The darkness is the worst part of a hurricane. I never imagined that would be the case. The entire house is in darkness, no light coming through the covered windows. I used to wonder why solitary confinement was so bad, imagining the quiet and alone time would allow for meditation and reflection. I don’t think that is the problem. I think it must be the darkness and lack of sunlight.
The bullet largely dodged us on the east coast. I expected to get my generator to work with the brilliant but untested system I had set up ten years ago, a year or so after the three hurricanes we endured in 2004 and 2005. But the main plug had gone bad. We at least got the refrigerator working. I might add with some pride that the generator, so carefully stored eleven years ago, started on the first pull.
But I was unable to get the water pump working for the well, and couldn’t remember how I had done it before. We called Saint Van to see if he had any idea what was wrong. Water, dear friends, is the name of the game. If you can’t bathe with all the mud and sweat and dirt—faugettaboutit. Misery.
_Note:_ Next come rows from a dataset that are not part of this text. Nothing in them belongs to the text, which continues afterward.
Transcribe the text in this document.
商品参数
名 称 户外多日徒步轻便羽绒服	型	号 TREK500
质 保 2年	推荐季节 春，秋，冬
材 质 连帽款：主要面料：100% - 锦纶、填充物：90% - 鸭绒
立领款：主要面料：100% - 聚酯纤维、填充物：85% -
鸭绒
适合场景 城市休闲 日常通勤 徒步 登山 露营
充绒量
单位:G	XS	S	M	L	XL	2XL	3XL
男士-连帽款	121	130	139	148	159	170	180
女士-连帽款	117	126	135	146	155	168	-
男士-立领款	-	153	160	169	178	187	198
Van and wife Jan came over! They were getting tired of the sitting around listening to the storm and wanted a change and wanted to help. He and I spent about an hour analyzing the issue and he was able to repair the main plug sufficiently to get the master generator hookup functioning. But the water pump still wouldn’t work.
He realized that it had never been hooked up properly and that it went through the main power meter, which was, of course, off. He brilliantly but temporarily corrected that by yanking the meter off the house and explaining that while this created a death trap in case anyone touched anything, it would allow us to bathe! (Death is a small price to pay for cleanliness. I have long assumed lack of proper hygiene was part of our problem in the Mideast.) Anyway, it worked. God bless him for his intelligence, knowledge, and help.
They took off before their access road would flood and we were fine, although one does not want to try to sleep in Florida in September without either air conditioning (not able to be powered safely by our generator) or a fan (which would require keeping the generator running at night while experiencing gas shortages).
So the long days of heat and dirt followed as we took down the shutters, cleaned the masses of debris out of the yard, the infinite amount of dirt tracked in to the floors, the spoiling food despite the refrigerator operating a few hours a day. The mail was shut down, the post office out of power.
Thursday, our power was restored. The power guys looked at my rigged generator/meter issue and just looked at me as I explained. Mercifully, they put it all back together before they turned everything back on without the nasty lecture. Friday, the line that had been knocked down the second time was repaired. We joked about the gene pool protecting itself as reports of people killed by running generators in their houses had been on the news.
After Hurricane Matthew last year, we had to do a major maintenance on shutters, including reconfiguring one set that had been rendered faulty by the house settling over the decade since last they were up. Obviously our task this year is to correct the wiring problem that prevented the well from working properly, and replacing the damaged plug Van managed to get working.
The good news? Just before Hurricane Matthew I had gotten an ambidextrous leather pocket holster that had taken a set after days of working outside and sweating. It’s been a bit annoying over the past year but I wasn’t going to wet it and try to reconfigure it. That just seemed uncool and unnatural. This time, I carried it in the opposite pocket and it is now remolded to better serve my needs. One gets one’s kicks where he finds them I guess.
Meanwhile North Korea and the corrupt media and our feckless Congress went on, with or without my paying attention. A return to the 19th century does help to give one perspective.
Glad to be back in the game. Watched the movie Snowden last night and was both troubled and impressed. Worth seeing if you haven’t already.